Determining genetic relatedness between sequenced SARS-CoV-2 from Uganda and East Africa

Our sample sequences and SARS-CoV-2 FASTA sequences in the GISAID database from Uganda, Kenya, Rwanda, Burundi, DRC and South Sudan were used. The 49 FASTQ sample reads were assembled using the Flye version 2.9.1-b1780 set with ONT regular reads of < 20% error (–nanoraw), with 5 polishing iterations, and scaffolding using a graph excluding contigs representing alternative haplotypes (–no-alt-contigs). The resultant assembled contigs were joined using contigMerger to generate a single scaffold per sample. The per sample scaffold was combined into a single multifasta file that was used in the phylogenetic analysis. A total of 7221 FASTA sequences were downloaded from GISIAD EpiCoV™ between April 2020 and 2021; 834 from Uganda, 565 from Rwanda, 9 from Burundi, 80 from South Sudan, 766 from DRC and 4968 from Kenya. These were merged into a single multifasta file, and poor-quality sequences having any ambiguous bases (N) were excluded using the biopython package. Multiple sequence alignment was performed using MAFFT Version 7.310, and the phylogenetic tree was constructed using the maximum likelihood method in MEGA version 11. The resultant tree generated was reported into R version 4.2.1 and manipulated using the ggtree package. https://www.molecularecologist.com/2017/02/08/phylogenetic-trees-in-r-using-ggtree/.

Ethical considerations

Approval to conduct the study was received from the Makerere University School of Biomedical Sciences Research and Ethics Committee (SBS-REC 2022-124).

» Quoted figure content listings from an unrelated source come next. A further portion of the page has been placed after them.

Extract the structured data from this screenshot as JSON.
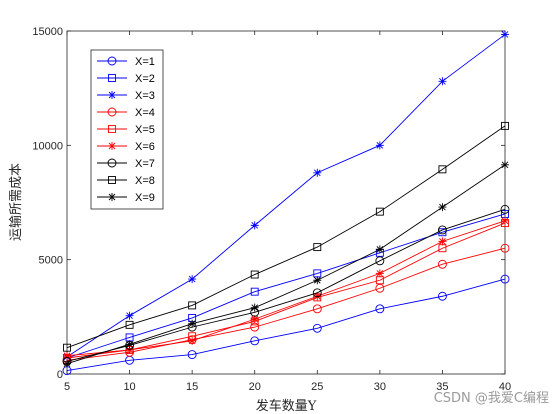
{
  "watermark": "CSDN @我爱C编程",
  "chart_data": {
    "type": "line",
    "xlabel": "发车数量Y",
    "ylabel": "运输所需成本",
    "x": [
      5,
      10,
      15,
      20,
      25,
      30,
      35,
      40
    ],
    "xlim": [
      5,
      40
    ],
    "ylim": [
      0,
      15000
    ],
    "xticks": [
      "5",
      "10",
      "15",
      "20",
      "25",
      "30",
      "35",
      "40"
    ],
    "yticks": [
      "0",
      "5000",
      "10000",
      "15000"
    ],
    "legend_position": "top-left",
    "series": [
      {
        "name": "X=1",
        "color": "#0000ff",
        "marker": "circle",
        "values": [
          150,
          600,
          850,
          1450,
          2000,
          2850,
          3400,
          4150
        ]
      },
      {
        "name": "X=2",
        "color": "#0000ff",
        "marker": "square",
        "values": [
          700,
          1600,
          2450,
          3600,
          4400,
          5300,
          6200,
          7000
        ]
      },
      {
        "name": "X=3",
        "color": "#0000ff",
        "marker": "star",
        "values": [
          750,
          2550,
          4150,
          6500,
          8800,
          10000,
          12800,
          14850
        ]
      },
      {
        "name": "X=4",
        "color": "#ff0000",
        "marker": "circle",
        "values": [
          600,
          950,
          1500,
          2050,
          2850,
          3750,
          4800,
          5500
        ]
      },
      {
        "name": "X=5",
        "color": "#ff0000",
        "marker": "square",
        "values": [
          700,
          1050,
          1650,
          2300,
          3350,
          4100,
          5500,
          6600
        ]
      },
      {
        "name": "X=6",
        "color": "#ff0000",
        "marker": "star",
        "values": [
          800,
          1050,
          1450,
          2400,
          3400,
          4400,
          5800,
          6700
        ]
      },
      {
        "name": "X=7",
        "color": "#000000",
        "marker": "circle",
        "values": [
          550,
          1250,
          2050,
          2700,
          3550,
          4950,
          6300,
          7200
        ]
      },
      {
        "name": "X=8",
        "color": "#000000",
        "marker": "square",
        "values": [
          1150,
          2150,
          3000,
          4350,
          5550,
          7100,
          8950,
          10850
        ]
      },
      {
        "name": "X=9",
        "color": "#000000",
        "marker": "star",
        "values": [
          450,
          1300,
          2200,
          2900,
          4100,
          5450,
          7300,
          9150
        ]
      }
    ]
  }
}
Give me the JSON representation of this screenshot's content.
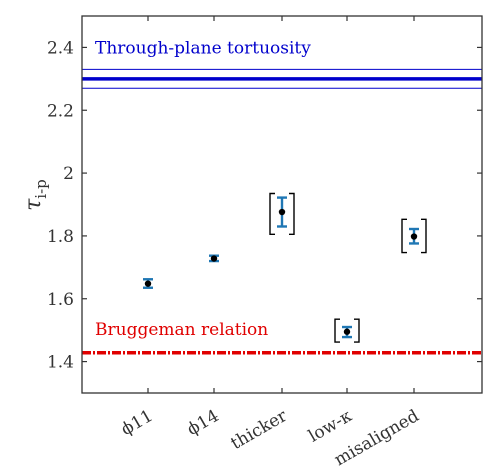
{
  "chart_data": {
    "type": "scatter",
    "ylabel": "τ",
    "ylabel_subscript": "i-p",
    "ylim": [
      1.3,
      2.5
    ],
    "yticks": [
      "1.4",
      "1.6",
      "1.8",
      "2",
      "2.2",
      "2.4"
    ],
    "ytick_values": [
      1.4,
      1.6,
      1.8,
      2.0,
      2.2,
      2.4
    ],
    "categories": [
      "ϕ11",
      "ϕ14",
      "thicker",
      "low-κ",
      "misaligned"
    ],
    "points": [
      {
        "category": "ϕ11",
        "y": 1.648,
        "err_low": 1.635,
        "err_high": 1.662,
        "bracket": false
      },
      {
        "category": "ϕ14",
        "y": 1.728,
        "err_low": 1.72,
        "err_high": 1.737,
        "bracket": false
      },
      {
        "category": "thicker",
        "y": 1.876,
        "err_low": 1.83,
        "err_high": 1.922,
        "bracket": true,
        "bracket_low": 1.805,
        "bracket_high": 1.935
      },
      {
        "category": "low-κ",
        "y": 1.495,
        "err_low": 1.478,
        "err_high": 1.51,
        "bracket": true,
        "bracket_low": 1.462,
        "bracket_high": 1.535
      },
      {
        "category": "misaligned",
        "y": 1.798,
        "err_low": 1.776,
        "err_high": 1.822,
        "bracket": true,
        "bracket_low": 1.747,
        "bracket_high": 1.853
      }
    ],
    "reference_lines": [
      {
        "label": "Through-plane tortuosity",
        "y": 2.3,
        "band": [
          2.27,
          2.33
        ],
        "color": "#0000cc",
        "style": "solid"
      },
      {
        "label": "Bruggeman relation",
        "y": 1.428,
        "color": "#e00000",
        "style": "dashdot"
      }
    ],
    "colors": {
      "errorbar": "#1f77b4",
      "marker": "#000000",
      "bracket": "#000000",
      "axis": "#333333"
    },
    "grid": false
  }
}
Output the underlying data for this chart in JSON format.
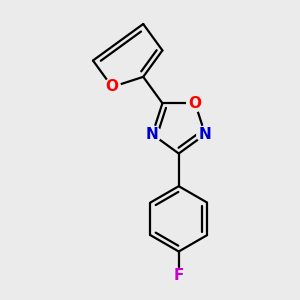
{
  "background_color": "#ebebeb",
  "bond_color": "#000000",
  "bond_width": 1.6,
  "atom_labels": {
    "furan_O": {
      "symbol": "O",
      "color": "#ff0000"
    },
    "oxad_O": {
      "symbol": "O",
      "color": "#ff0000"
    },
    "oxad_N4": {
      "symbol": "N",
      "color": "#0000cd"
    },
    "oxad_N2": {
      "symbol": "N",
      "color": "#0000cd"
    },
    "phenyl_F": {
      "symbol": "F",
      "color": "#cc00cc"
    }
  },
  "fig_width": 3.0,
  "fig_height": 3.0,
  "dpi": 100
}
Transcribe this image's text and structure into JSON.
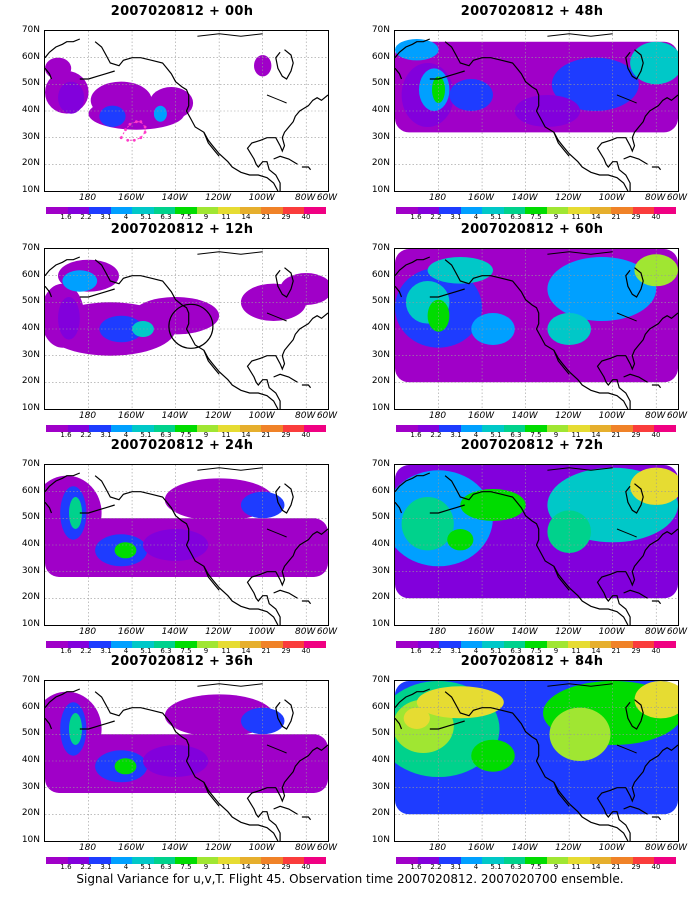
{
  "panels": [
    {
      "title": "2007020812 + 00h",
      "level": 0
    },
    {
      "title": "2007020812 + 48h",
      "level": 3
    },
    {
      "title": "2007020812 + 12h",
      "level": 1
    },
    {
      "title": "2007020812 + 60h",
      "level": 4
    },
    {
      "title": "2007020812 + 24h",
      "level": 2
    },
    {
      "title": "2007020812 + 72h",
      "level": 5
    },
    {
      "title": "2007020812 + 36h",
      "level": 2
    },
    {
      "title": "2007020812 + 84h",
      "level": 6
    }
  ],
  "y_ticks": [
    "70N",
    "60N",
    "50N",
    "40N",
    "30N",
    "20N",
    "10N"
  ],
  "x_ticks": [
    "180",
    "160W",
    "140W",
    "120W",
    "100W",
    "80W",
    "60W"
  ],
  "colorbar_labels": [
    "1.6",
    "2.2",
    "3.1",
    "4",
    "5.1",
    "6.3",
    "7.5",
    "9",
    "11",
    "14",
    "21",
    "29",
    "40"
  ],
  "colorbar_colors": [
    "#a000c8",
    "#8200dc",
    "#1e3cff",
    "#00a0ff",
    "#00c8c8",
    "#00d28c",
    "#00dc00",
    "#a0e632",
    "#e6dc32",
    "#e6af2d",
    "#f08228",
    "#fa3c3c",
    "#f00082"
  ],
  "caption": "Signal Variance for u,v,T. Flight 45. Observation time 2007020812. 2007020700 ensemble."
}
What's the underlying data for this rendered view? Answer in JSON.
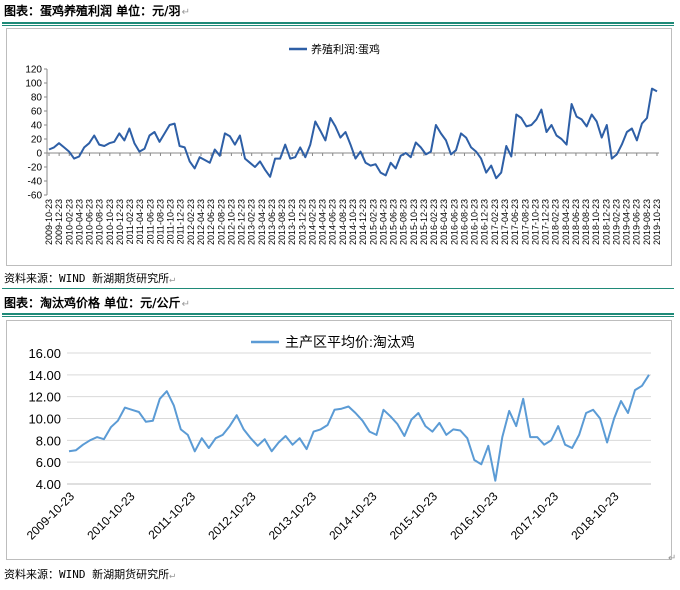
{
  "figures": [
    {
      "label": "图表：蛋鸡养殖利润 单位：元/羽",
      "source": "资料来源：WIND 新湖期货研究所",
      "chart_data": {
        "type": "line",
        "title": "",
        "xlabel": "",
        "ylabel": "",
        "ylim": [
          -60,
          120
        ],
        "yticks": [
          -60,
          -40,
          -20,
          0,
          20,
          40,
          60,
          80,
          100,
          120
        ],
        "grid": false,
        "legend": "top",
        "x_tick_labels": [
          "2009-10-23",
          "2009-12-23",
          "2010-02-23",
          "2010-04-23",
          "2010-06-23",
          "2010-08-23",
          "2010-10-23",
          "2010-12-23",
          "2011-02-23",
          "2011-04-23",
          "2011-06-23",
          "2011-08-23",
          "2011-10-23",
          "2011-12-23",
          "2012-02-23",
          "2012-04-23",
          "2012-06-23",
          "2012-08-23",
          "2012-10-23",
          "2012-12-23",
          "2013-02-23",
          "2013-04-23",
          "2013-06-23",
          "2013-08-23",
          "2013-10-23",
          "2013-12-23",
          "2014-02-23",
          "2014-04-23",
          "2014-06-23",
          "2014-08-23",
          "2014-10-23",
          "2014-12-23",
          "2015-02-23",
          "2015-04-23",
          "2015-06-23",
          "2015-08-23",
          "2015-10-23",
          "2015-12-23",
          "2016-02-23",
          "2016-04-23",
          "2016-06-23",
          "2016-08-23",
          "2016-10-23",
          "2016-12-23",
          "2017-02-23",
          "2017-04-23",
          "2017-06-23",
          "2017-08-23",
          "2017-10-23",
          "2017-12-23",
          "2018-02-23",
          "2018-04-23",
          "2018-06-23",
          "2018-08-23",
          "2018-10-23",
          "2018-12-23",
          "2019-02-23",
          "2019-04-23",
          "2019-06-23",
          "2019-08-23",
          "2019-10-23"
        ],
        "series": [
          {
            "name": "养殖利润:蛋鸡",
            "color": "#2e5fa6",
            "values": [
              5,
              8,
              14,
              8,
              2,
              -8,
              -5,
              8,
              14,
              25,
              12,
              10,
              14,
              16,
              28,
              18,
              35,
              14,
              2,
              6,
              25,
              30,
              16,
              28,
              40,
              42,
              10,
              8,
              -12,
              -22,
              -6,
              -10,
              -14,
              5,
              -4,
              28,
              24,
              12,
              25,
              -8,
              -14,
              -20,
              -12,
              -24,
              -34,
              -8,
              -8,
              12,
              -8,
              -6,
              8,
              -6,
              12,
              45,
              32,
              18,
              50,
              38,
              22,
              30,
              12,
              -8,
              2,
              -14,
              -18,
              -16,
              -28,
              -32,
              -14,
              -22,
              -4,
              0,
              -6,
              15,
              8,
              -2,
              2,
              40,
              28,
              18,
              -2,
              4,
              28,
              22,
              8,
              2,
              -8,
              -28,
              -18,
              -36,
              -28,
              10,
              -5,
              55,
              50,
              38,
              40,
              48,
              62,
              30,
              40,
              25,
              20,
              12,
              70,
              52,
              48,
              38,
              55,
              45,
              22,
              40,
              -8,
              -2,
              12,
              30,
              35,
              18,
              42,
              50,
              92,
              88
            ]
          }
        ]
      }
    },
    {
      "label": "图表：淘汰鸡价格 单位：元/公斤",
      "source": "资料来源：WIND 新湖期货研究所",
      "chart_data": {
        "type": "line",
        "title": "",
        "xlabel": "",
        "ylabel": "",
        "ylim": [
          4,
          16
        ],
        "yticks": [
          "4.00",
          "6.00",
          "8.00",
          "10.00",
          "12.00",
          "14.00",
          "16.00"
        ],
        "grid": true,
        "legend": "top",
        "x_tick_labels": [
          "2009-10-23",
          "2010-10-23",
          "2011-10-23",
          "2012-10-23",
          "2013-10-23",
          "2014-10-23",
          "2015-10-23",
          "2016-10-23",
          "2017-10-23",
          "2018-10-23"
        ],
        "series": [
          {
            "name": "主产区平均价:淘汰鸡",
            "color": "#5b9bd5",
            "values": [
              7.0,
              7.1,
              7.6,
              8.0,
              8.3,
              8.1,
              9.2,
              9.8,
              11.0,
              10.8,
              10.6,
              9.7,
              9.8,
              11.8,
              12.5,
              11.2,
              9.0,
              8.5,
              7.0,
              8.2,
              7.3,
              8.2,
              8.5,
              9.3,
              10.3,
              9.0,
              8.2,
              7.5,
              8.1,
              7.0,
              7.8,
              8.4,
              7.6,
              8.2,
              7.2,
              8.8,
              9.0,
              9.4,
              10.8,
              10.9,
              11.1,
              10.5,
              9.8,
              8.8,
              8.5,
              10.8,
              10.2,
              9.5,
              8.4,
              9.9,
              10.5,
              9.3,
              8.8,
              9.6,
              8.5,
              9.0,
              8.9,
              8.2,
              6.2,
              5.8,
              7.5,
              4.3,
              8.3,
              10.7,
              9.3,
              11.8,
              8.3,
              8.3,
              7.6,
              8.0,
              9.3,
              7.6,
              7.3,
              8.5,
              10.5,
              10.8,
              10.0,
              7.8,
              10.0,
              11.6,
              10.5,
              12.6,
              13.0,
              14.0
            ]
          }
        ]
      }
    }
  ]
}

As well, approval to use archived samples was obtained from the Department of Immunology and Molecular biology, Makerere University, College of Health Sciences. All procedures described were performed in accordance with relevant national/international guidelines/regulations; informed consent was obtained from the participants and/or their legal guardians in whom samples for SARS-CoV-2 testing were obtained.